The men told police that they got the parts - including a breast and legs - from the state clinic in Chisinau.
Police arrested them after a customer who bought meat at their makeshift stall outside a butcher's shop in the capital became suspicious.
Tests proved that the meat, which the men were selling for less than $2 a kilo, was human flesh.
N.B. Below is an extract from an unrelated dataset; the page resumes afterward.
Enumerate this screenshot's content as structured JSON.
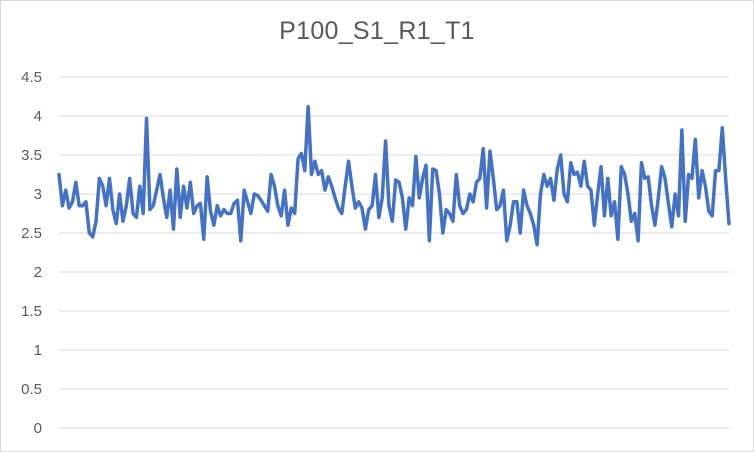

The men were arrested for selling meat without a licence.
Europe's poorest
The clinic, which is obliged to incinerate body parts, now faces penalties for not disposing of the parts in the correct way.
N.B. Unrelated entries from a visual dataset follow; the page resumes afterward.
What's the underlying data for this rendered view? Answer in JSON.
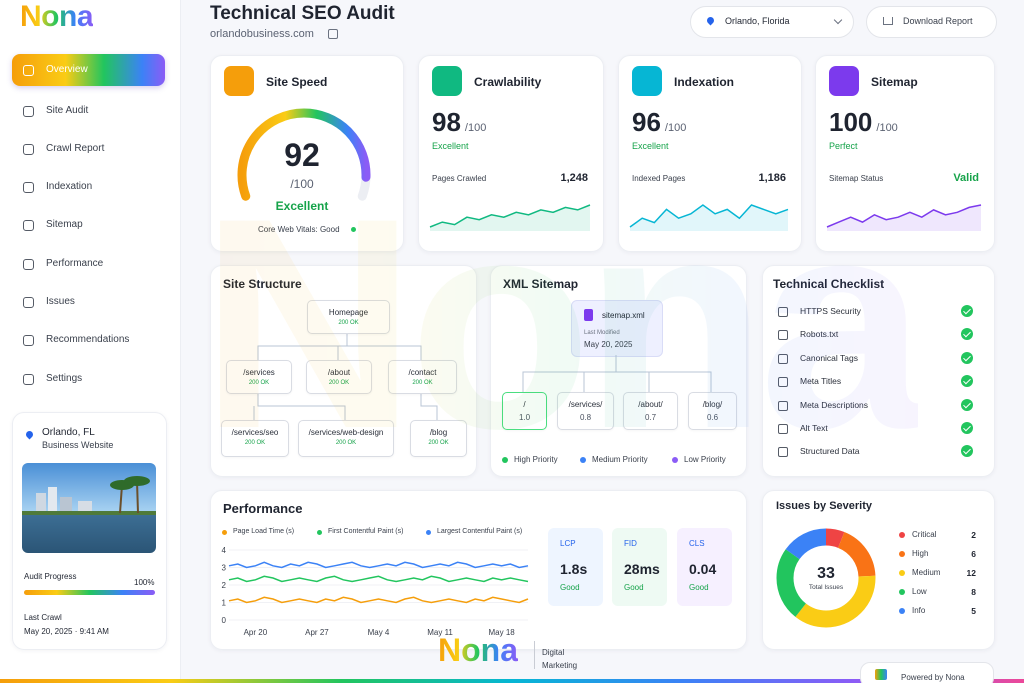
{
  "brand": {
    "name": "Nona",
    "tagline": "Digital Marketing",
    "powered": "Powered by Nona"
  },
  "nav": {
    "items": [
      "Overview",
      "Site Audit",
      "Crawl Report",
      "Indexation",
      "Sitemap",
      "Performance",
      "Issues",
      "Recommendations",
      "Settings"
    ],
    "active": 0
  },
  "location_card": {
    "city": "Orlando, FL",
    "type": "Business Website",
    "progress_label": "Audit Progress",
    "progress": {
      "value": 100,
      "label": "100%"
    },
    "last_crawl_label": "Last Crawl",
    "last_crawl": "May 20, 2025 · 9:41 AM"
  },
  "header": {
    "title": "Technical SEO Audit",
    "site": "orlandobusiness.com",
    "location": "Orlando, Florida",
    "download": "Download Report"
  },
  "score_cards": [
    {
      "title": "Site Speed",
      "score": 92,
      "out_of": {
        "value": 100,
        "label": "/100"
      },
      "rating": "Excellent",
      "note": "Core Web Vitals: Good",
      "color": "#f59e0b"
    },
    {
      "title": "Crawlability",
      "score": 98,
      "out_of": {
        "value": 100,
        "label": "/100"
      },
      "rating": "Excellent",
      "metric_label": "Pages Crawled",
      "metric": "1,248",
      "color": "#10b981",
      "trend": [
        3,
        4,
        3.5,
        5,
        4.5,
        5.5,
        5,
        6,
        5.5,
        6.5,
        6,
        7,
        6.5,
        7.5
      ]
    },
    {
      "title": "Indexation",
      "score": 96,
      "out_of": {
        "value": 100,
        "label": "/100"
      },
      "rating": "Excellent",
      "metric_label": "Indexed Pages",
      "metric": "1,186",
      "color": "#06b6d4",
      "trend": [
        4,
        5,
        4.5,
        6,
        5,
        5.5,
        6.5,
        5.5,
        6,
        5,
        6.5,
        6,
        5.5,
        6
      ]
    },
    {
      "title": "Sitemap",
      "score": 100,
      "out_of": {
        "value": 100,
        "label": "/100"
      },
      "rating": "Perfect",
      "metric_label": "Sitemap Status",
      "metric": "Valid",
      "color": "#7c3aed",
      "trend": [
        3,
        4,
        5,
        4,
        5.5,
        4.5,
        5,
        6,
        5,
        6.5,
        5.5,
        6,
        7,
        7.5
      ]
    }
  ],
  "site_structure": {
    "title": "Site Structure",
    "nodes": [
      {
        "label": "Homepage",
        "status": "200 OK"
      },
      {
        "label": "/services",
        "status": "200 OK"
      },
      {
        "label": "/about",
        "status": "200 OK"
      },
      {
        "label": "/contact",
        "status": "200 OK"
      },
      {
        "label": "/services/seo",
        "status": "200 OK"
      },
      {
        "label": "/services/web-design",
        "status": "200 OK"
      },
      {
        "label": "/blog",
        "status": "200 OK"
      }
    ]
  },
  "xml_sitemap": {
    "title": "XML Sitemap",
    "root": {
      "label": "sitemap.xml",
      "modified_label": "Last Modified",
      "modified": "May 20, 2025"
    },
    "entries": [
      {
        "path": "/",
        "priority": "1.0"
      },
      {
        "path": "/services/",
        "priority": "0.8"
      },
      {
        "path": "/about/",
        "priority": "0.7"
      },
      {
        "path": "/blog/",
        "priority": "0.6"
      }
    ],
    "legend": [
      {
        "name": "High Priority",
        "color": "#22c55e"
      },
      {
        "name": "Medium Priority",
        "color": "#3b82f6"
      },
      {
        "name": "Low Priority",
        "color": "#8b5cf6"
      }
    ]
  },
  "checklist": {
    "title": "Technical Checklist",
    "items": [
      "HTTPS Security",
      "Robots.txt",
      "Canonical Tags",
      "Meta Titles",
      "Meta Descriptions",
      "Alt Text",
      "Structured Data"
    ]
  },
  "vitals": [
    {
      "name": "LCP",
      "value": "1.8s",
      "status": "Good",
      "bg": "#eef5ff"
    },
    {
      "name": "FID",
      "value": "28ms",
      "status": "Good",
      "bg": "#eefaf3"
    },
    {
      "name": "CLS",
      "value": "0.04",
      "status": "Good",
      "bg": "#f6f0ff"
    }
  ],
  "chart_data": [
    {
      "type": "line",
      "title": "Performance",
      "categories": [
        null,
        null,
        null,
        "Apr 20",
        null,
        null,
        null,
        null,
        null,
        null,
        "Apr 27",
        null,
        null,
        null,
        null,
        null,
        null,
        "May 4",
        null,
        null,
        null,
        null,
        null,
        null,
        "May 11",
        null,
        null,
        null,
        null,
        null,
        null,
        "May 18",
        null,
        null,
        null
      ],
      "series": [
        {
          "name": "Page Load Time (s)",
          "color": "#f59e0b",
          "values": [
            1.1,
            1.2,
            1.0,
            1.1,
            1.3,
            1.2,
            1.0,
            1.1,
            1.2,
            1.1,
            1.0,
            1.2,
            1.1,
            1.3,
            1.2,
            1.0,
            1.1,
            1.2,
            1.1,
            1.0,
            1.2,
            1.3,
            1.1,
            1.0,
            1.1,
            1.2,
            1.1,
            1.0,
            1.2,
            1.1,
            1.3,
            1.2,
            1.1,
            1.0,
            1.2
          ]
        },
        {
          "name": "First Contentful Paint (s)",
          "color": "#22c55e",
          "values": [
            2.3,
            2.4,
            2.2,
            2.3,
            2.5,
            2.4,
            2.2,
            2.3,
            2.4,
            2.3,
            2.2,
            2.4,
            2.5,
            2.3,
            2.2,
            2.3,
            2.4,
            2.5,
            2.3,
            2.2,
            2.3,
            2.4,
            2.3,
            2.5,
            2.4,
            2.2,
            2.3,
            2.4,
            2.3,
            2.2,
            2.4,
            2.3,
            2.4,
            2.3,
            2.2
          ]
        },
        {
          "name": "Largest Contentful Paint (s)",
          "color": "#3b82f6",
          "values": [
            3.1,
            3.2,
            3.0,
            3.1,
            3.3,
            3.1,
            3.0,
            3.2,
            3.1,
            3.3,
            3.2,
            3.0,
            3.1,
            3.2,
            3.3,
            3.1,
            3.0,
            3.1,
            3.2,
            3.1,
            3.3,
            3.2,
            3.0,
            3.1,
            3.2,
            3.1,
            3.3,
            3.2,
            3.0,
            3.1,
            3.2,
            3.1,
            3.2,
            3.0,
            3.1
          ]
        }
      ],
      "ylim": [
        0,
        4
      ],
      "yticks": [
        0,
        1,
        2,
        3,
        4
      ]
    },
    {
      "type": "donut",
      "title": "Issues by Severity",
      "categories": [
        "Critical",
        "High",
        "Medium",
        "Low",
        "Info"
      ],
      "values": [
        2,
        6,
        12,
        8,
        5
      ],
      "colors": [
        "#ef4444",
        "#f97316",
        "#facc15",
        "#22c55e",
        "#3b82f6"
      ],
      "total": 33,
      "total_label": "Total Issues"
    }
  ]
}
Ten years after gaining its independence, Moldova has been declared the poorest country in Europe.
The average monthly salary is just $30 and many of the 4.5 million inhabitants, especially in rural areas, are paid in crops and other goods.
Many people have not received a wage in months - if they have a job at all.
A series of droughts left farmers struggling to maintain production.
Organs for sale
And severe cold towards the end of 2000 ruined crops and downed tens of thousands of electricity pylons, bringing chaos to towns and villages in central and northern Moldova.
Unable to feed their families, Moldovans are prepared to go to extreme lengths to find better-paid work overseas, leaving many villages almost deserted.
In February, BBC News Online reported the plight of Moldovans who sell their body parts for cash after the World Health Organisation warned that the practice had become an industry in Moldova.
Many Moldovans sell their organs to so-called recruiters acting for agents in western Europe, Turkey and Israel.
Some donors are sent on to Georgia; other operations have been conducted in the Estonian capital, Tallinn.